Futbolun evrensel ve birleştirici gücü olduğuna inanan insandır. Tribünlerde, kahvehanelerde, ișyerlerinde sevmediğin bir insanla dahi aynı sevinci paylaşabildiğin futbol. Stada gittiğinde hiç tanımadığın bir insanla kendini sarılmış, havalara zıplarken bulabildiğin futbol. Türküyle, Kürdüyle, Alevisiyle, Ateistiyle, dindarıyla aynı marşı söylerken bulabilirsin kendini ve bunları yaparken, sadece takımını düşünürsün. Kimin ne olduğunu değil. Dünya üzerinde en çok oynanan ve en çok takipçisinin olduğu spor dalı kuşkusuz futbol. Ne zaman, kim tarafından bulunduğu konusunda inanılmaz rivayetler olsa da birçok ülke futbolu önce kendisinin bulduğunu ve dünyaya onlardan yayıldığını iddia eder. Sepp Blatter bir röportajında futbolu kim buldu sorusuna tokat gibi bir cevap verir "yazılı kayıtlar incelendiğinde futbolun ilk kez M.Ö. 4000’li yıllarda Çinliler tarafından oynandığı da açıkça ifade ediliyor. Elbette, o gün oynanan futbol bugünkünden çok farklı bir biçimdeydi. Bugünkü haline ise tabii ki İngilizler getiriyor." Sözlerine şöyle devam eder: “İngilizlere futbolu kurumsallaştırdıkları için teşekkür etmeliyiz. Ancak Çin’de bu oyunun binlerce yıl önce oynandığına dair kanıtları da reddedemeyiz" der. Türkiye’de ilk zamanlarda futbol mahalle aralarında, boş arsalarda oynanmaktaydı. Şimdiki gibi her yer beton yığını değildi. Araba çarpacak, başına bir şey gelecek korkusu olmadan insanlar buralarda oynamaktaydılar. Modernleşmeyle beraber futbol bir endüstri halini aldı. Dünyada yapılan harcamalara bakıldığında futbol ilk üçün içine rahatlıkla giriyor. Savunma sanayi, tıp ve futbol.

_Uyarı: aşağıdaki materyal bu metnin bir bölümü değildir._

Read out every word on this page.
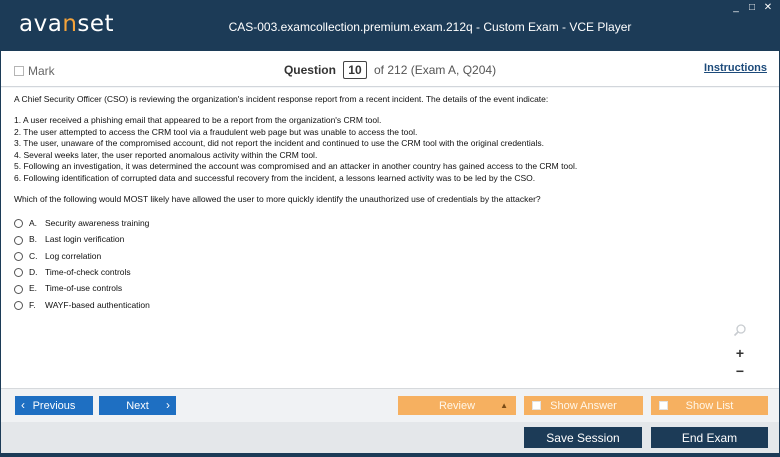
avanset	CAS-003.examcollection.premium.exam.212q - Custom Exam - VCE Player
_ □ ✕
Mark	Question 10 of 212 (Exam A, Q204)	Instructions
A Chief Security Officer (CSO) is reviewing the organization's incident response report from a recent incident. The details of the event indicate:
1. A user received a phishing email that appeared to be a report from the organization's CRM tool.
2. The user attempted to access the CRM tool via a fraudulent web page but was unable to access the tool.
3. The user, unaware of the compromised account, did not report the incident and continued to use the CRM tool with the original credentials.
4. Several weeks later, the user reported anomalous activity within the CRM tool.
5. Following an investigation, it was determined the account was compromised and an attacker in another country has gained access to the CRM tool.
6. Following identification of corrupted data and successful recovery from the incident, a lessons learned activity was to be led by the CSO.
Which of the following would MOST likely have allowed the user to more quickly identify the unauthorized use of credentials by the attacker?
A. Security awareness training
B. Last login verification
C. Log correlation
D. Time-of-check controls
E. Time-of-use controls
F.	WAYF-based authentication
+
−
‹ Previous	Next ›	Review	▲	Show Answer	Show List
Save Session	End Exam
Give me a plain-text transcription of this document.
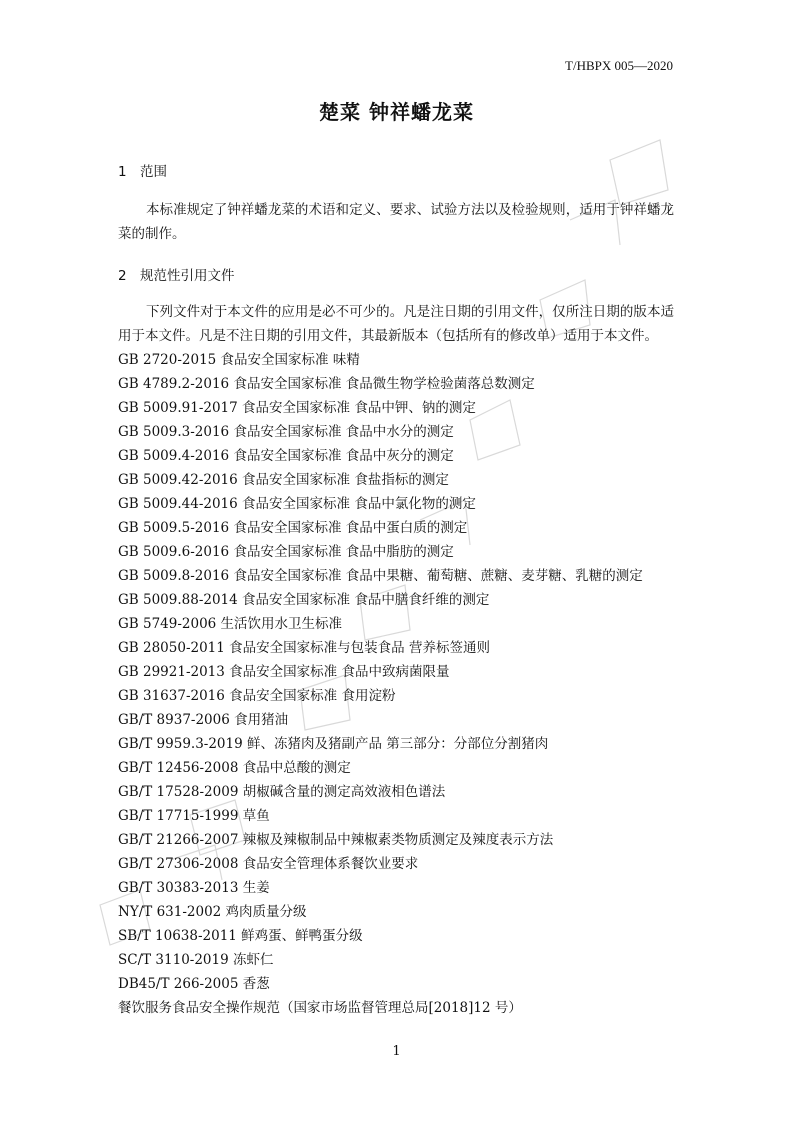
T/HBPX 005—2020
楚菜 钟祥蟠龙菜
1 范围
本标准规定了钟祥蟠龙菜的术语和定义、要求、试验方法以及检验规则，适用于钟祥蟠龙菜的制作。
2 规范性引用文件
下列文件对于本文件的应用是必不可少的。凡是注日期的引用文件，仅所注日期的版本适用于本文件。凡是不注日期的引用文件，其最新版本（包括所有的修改单）适用于本文件。
GB 2720-2015 食品安全国家标准 味精
GB 4789.2-2016 食品安全国家标准 食品微生物学检验菌落总数测定
GB 5009.91-2017 食品安全国家标准 食品中钾、钠的测定
GB 5009.3-2016 食品安全国家标准 食品中水分的测定
GB 5009.4-2016 食品安全国家标准 食品中灰分的测定
GB 5009.42-2016 食品安全国家标准 食盐指标的测定
GB 5009.44-2016 食品安全国家标准 食品中氯化物的测定
GB 5009.5-2016 食品安全国家标准 食品中蛋白质的测定
GB 5009.6-2016 食品安全国家标准 食品中脂肪的测定
GB 5009.8-2016 食品安全国家标准 食品中果糖、葡萄糖、蔗糖、麦芽糖、乳糖的测定
GB 5009.88-2014 食品安全国家标准 食品中膳食纤维的测定
GB 5749-2006 生活饮用水卫生标准
GB 28050-2011 食品安全国家标准与包装食品 营养标签通则
GB 29921-2013 食品安全国家标准 食品中致病菌限量
GB 31637-2016 食品安全国家标准 食用淀粉
GB/T 8937-2006 食用猪油
GB/T 9959.3-2019 鲜、冻猪肉及猪副产品 第三部分：分部位分割猪肉
GB/T 12456-2008 食品中总酸的测定
GB/T 17528-2009 胡椒碱含量的测定高效液相色谱法
GB/T 17715-1999 草鱼
GB/T 21266-2007 辣椒及辣椒制品中辣椒素类物质测定及辣度表示方法
GB/T 27306-2008 食品安全管理体系餐饮业要求
GB/T 30383-2013 生姜
NY/T 631-2002 鸡肉质量分级
SB/T 10638-2011 鲜鸡蛋、鲜鸭蛋分级
SC/T 3110-2019 冻虾仁
DB45/T 266-2005 香葱
餐饮服务食品安全操作规范（国家市场监督管理总局[2018]12 号）
1
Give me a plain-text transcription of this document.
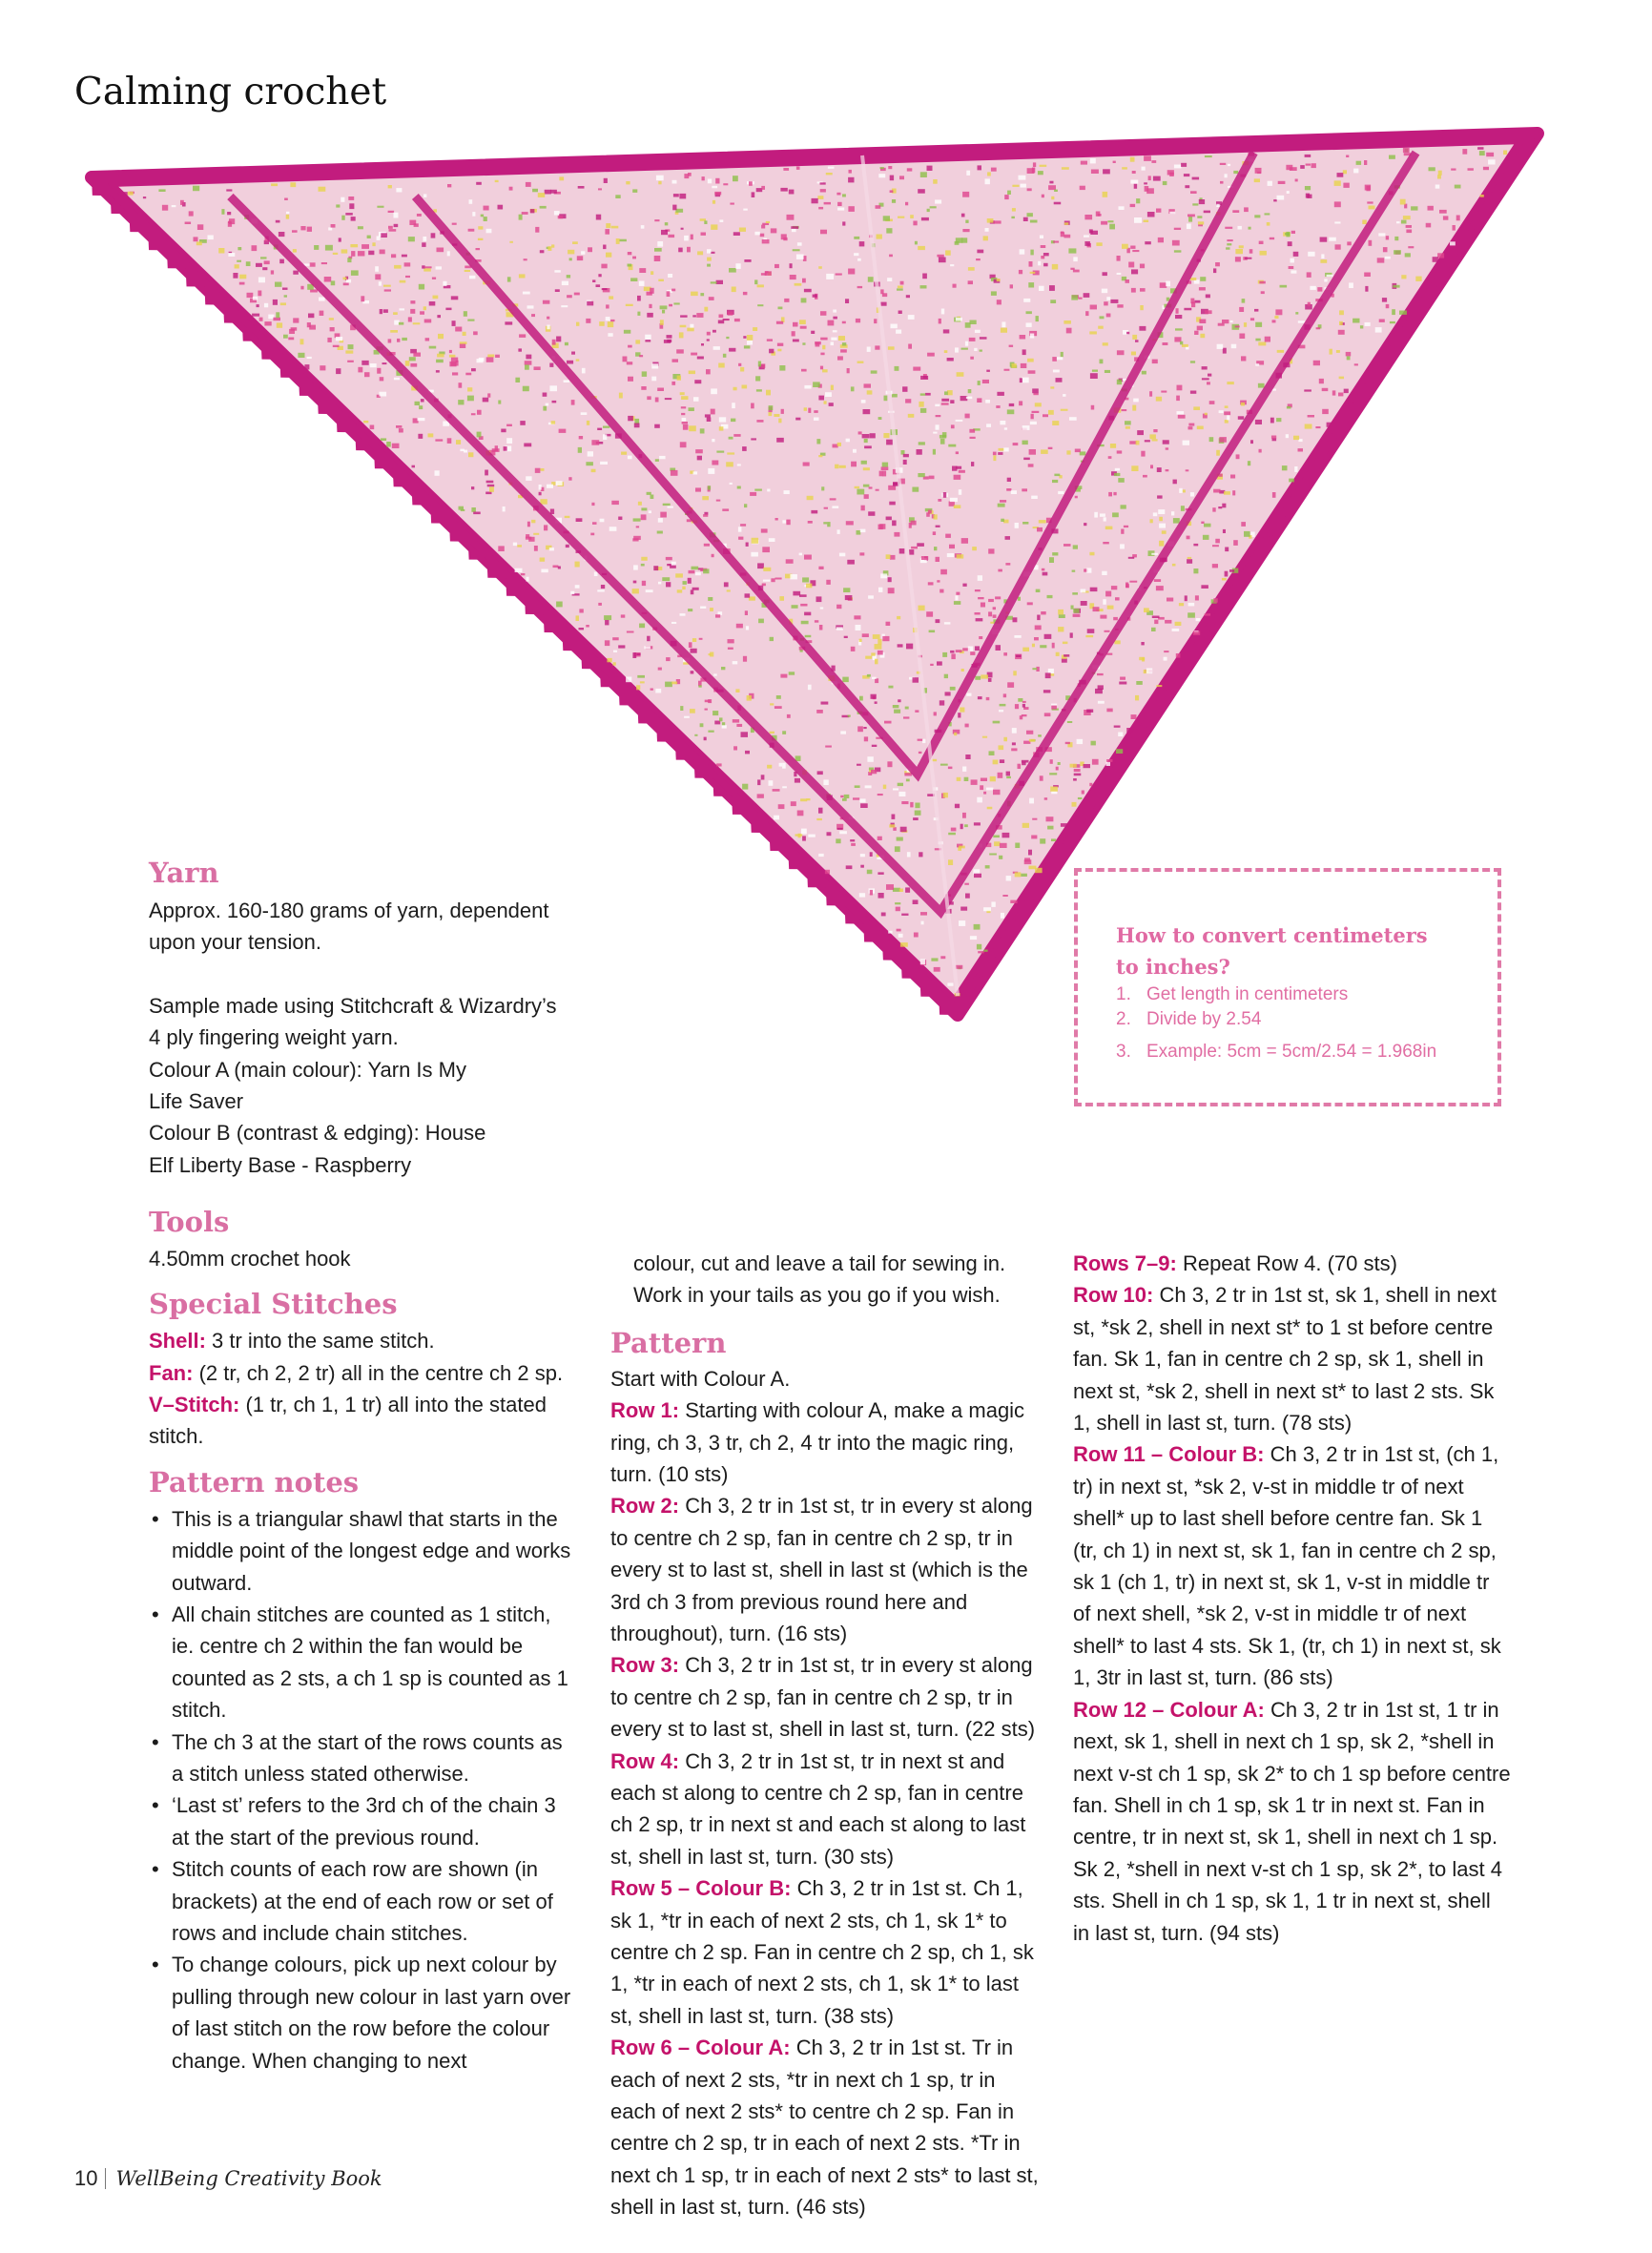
Calming crochet
Yarn

Approx. 160-180 grams of yarn, dependent

upon your tension.

Sample made using Stitchcraft & Wizardry’s

4 ply fingering weight yarn.

Colour A (main colour): Yarn Is My

Life Saver

Colour B (contrast & edging): House

Elf Liberty Base - Raspberry

Tools

4.50mm crochet hook

Special Stitches

Shell: 3 tr into the same stitch.

Fan: (2 tr, ch 2, 2 tr) all in the centre ch 2 sp.

V–Stitch: (1 tr, ch 1, 1 tr) all into the stated stitch.

Pattern notes
• This is a triangular shawl that starts in the middle point of the longest edge and works outward.
• All chain stitches are counted as 1 stitch, ie. centre ch 2 within the fan would be counted as 2 sts, a ch 1 sp is counted as 1 stitch.
• The ch 3 at the start of the rows counts as a stitch unless stated otherwise.
• ‘Last st’ refers to the 3rd ch of the chain 3 at the start of the previous round.
• Stitch counts of each row are shown (in brackets) at the end of each row or set of rows and include chain stitches.
• To change colours, pick up next colour by pulling through new colour in last yarn over of last stitch on the row before the colour change. When changing to next

colour, cut and leave a tail for sewing in. Work in your tails as you go if you wish.

Pattern

Start with Colour A.

Row 1: Starting with colour A, make a magic ring, ch 3, 3 tr, ch 2, 4 tr into the magic ring, turn. (10 sts)

Row 2: Ch 3, 2 tr in 1st st, tr in every st along to centre ch 2 sp, fan in centre ch 2 sp, tr in every st to last st, shell in last st (which is the 3rd ch 3 from previous round here and throughout), turn. (16 sts)

Row 3: Ch 3, 2 tr in 1st st, tr in every st along to centre ch 2 sp, fan in centre ch 2 sp, tr in every st to last st, shell in last st, turn. (22 sts)

Row 4: Ch 3, 2 tr in 1st st, tr in next st and each st along to centre ch 2 sp, fan in centre ch 2 sp, tr in next st and each st along to last st, shell in last st, turn. (30 sts)

Row 5 – Colour B: Ch 3, 2 tr in 1st st. Ch 1, sk 1, *tr in each of next 2 sts, ch 1, sk 1* to centre ch 2 sp. Fan in centre ch 2 sp, ch 1, sk 1, *tr in each of next 2 sts, ch 1, sk 1* to last st, shell in last st, turn. (38 sts)

Row 6 – Colour A: Ch 3, 2 tr in 1st st. Tr in each of next 2 sts, *tr in next ch 1 sp, tr in each of next 2 sts* to centre ch 2 sp. Fan in centre ch 2 sp, tr in each of next 2 sts. *Tr in next ch 1 sp, tr in each of next 2 sts* to last st, shell in last st, turn. (46 sts)

Rows 7–9: Repeat Row 4. (70 sts)

Row 10: Ch 3, 2 tr in 1st st, sk 1, shell in next st, *sk 2, shell in next st* to 1 st before centre fan. Sk 1, fan in centre ch 2 sp, sk 1, shell in next st, *sk 2, shell in next st* to last 2 sts. Sk 1, shell in last st, turn. (78 sts)

Row 11 – Colour B: Ch 3, 2 tr in 1st st, (ch 1, tr) in next st, *sk 2, v-st in middle tr of next shell* up to last shell before centre fan. Sk 1 (tr, ch 1) in next st, sk 1, fan in centre ch 2 sp, sk 1 (ch 1, tr) in next st, sk 1, v-st in middle tr of next shell, *sk 2, v-st in middle tr of next shell* to last 4 sts. Sk 1, (tr, ch 1) in next st, sk 1, 3tr in last st, turn. (86 sts)

Row 12 – Colour A: Ch 3, 2 tr in 1st st, 1 tr in next, sk 1, shell in next ch 1 sp, sk 2, *shell in next v-st ch 1 sp, sk 2* to ch 1 sp before centre fan. Shell in ch 1 sp, sk 1 tr in next st. Fan in centre, tr in next st, sk 1, shell in next ch 1 sp. Sk 2, *shell in next v-st ch 1 sp, sk 2*, to last 4 sts. Shell in ch 1 sp, sk 1, 1 tr in next st, shell in last st, turn. (94 sts)

How to convert centimeters
to inches?
1. Get length in centimeters
2. Divide by 2.54
3. Example: 5cm = 5cm/2.54 = 1.968in
10 WellBeing Creativity Book
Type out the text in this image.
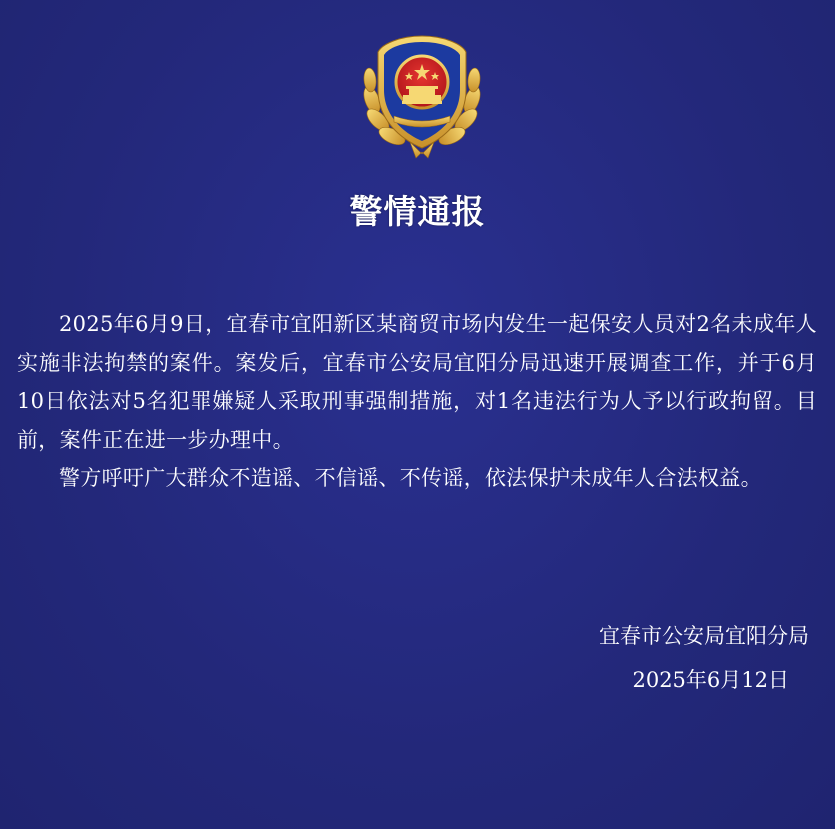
警情通报

2025年6月9日，宜春市宜阳新区某商贸市场内发生一起保安人员对2名未成年人实施非法拘禁的案件。案发后，宜春市公安局宜阳分局迅速开展调查工作，并于6月10日依法对5名犯罪嫌疑人采取刑事强制措施，对1名违法行为人予以行政拘留。目前，案件正在进一步办理中。

警方呼吁广大群众不造谣、不信谣、不传谣，依法保护未成年人合法权益。

宜春市公安局宜阳分局
2025年6月12日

Uruguay ve Brezilya arasında Maracana Stadyumunda oynanan 1950 dünya kupası finali, 199 bin 854 seyirci ile tüm zamanların tribün rekoruna sahip olmaya devam ediyor. Böyle olunca futbol, insanların ilgisini çekmeye başladı. Bu büyük pastadan menfâatlenmek isteyen, milyonlarca insan ortaya çıktı. Sektör insanların iştahını kabarttı. Seyirci faktörü, nam, şöhret, para insanlara çok cazip gelmeye başladı. Pele, üç kez Dünya Kupası kazandı. Pele’nin tek rekoru bu değildi. Aynı zamanda birçok gol rekorunun da sahibi oldu. Bir maçta tam 8 gol, 6 maçta 5 gol tam 92 kez de hat-trick yaptı. İnsanlar futbolcu olma hayâliyle yaşamaya başladılar. Bir gün bir Pele bir Laudrup gibi futbolcu olmayı kim istemez. Danimarka'lı futbolcu Michael Laudrup' hatırladınız mı? Laudrup Barcelona'nın Real Madrid'i 5-0 yendiği maçta Barcelona forması giyiyordu. Real Madrid’in Barcelona’yı 5-0 yendiği maçta ise Real Madrid forması ile sahadaydı.
Gücün ve mutluluğun temeli sağlıktır. Evde kalın, sabredin.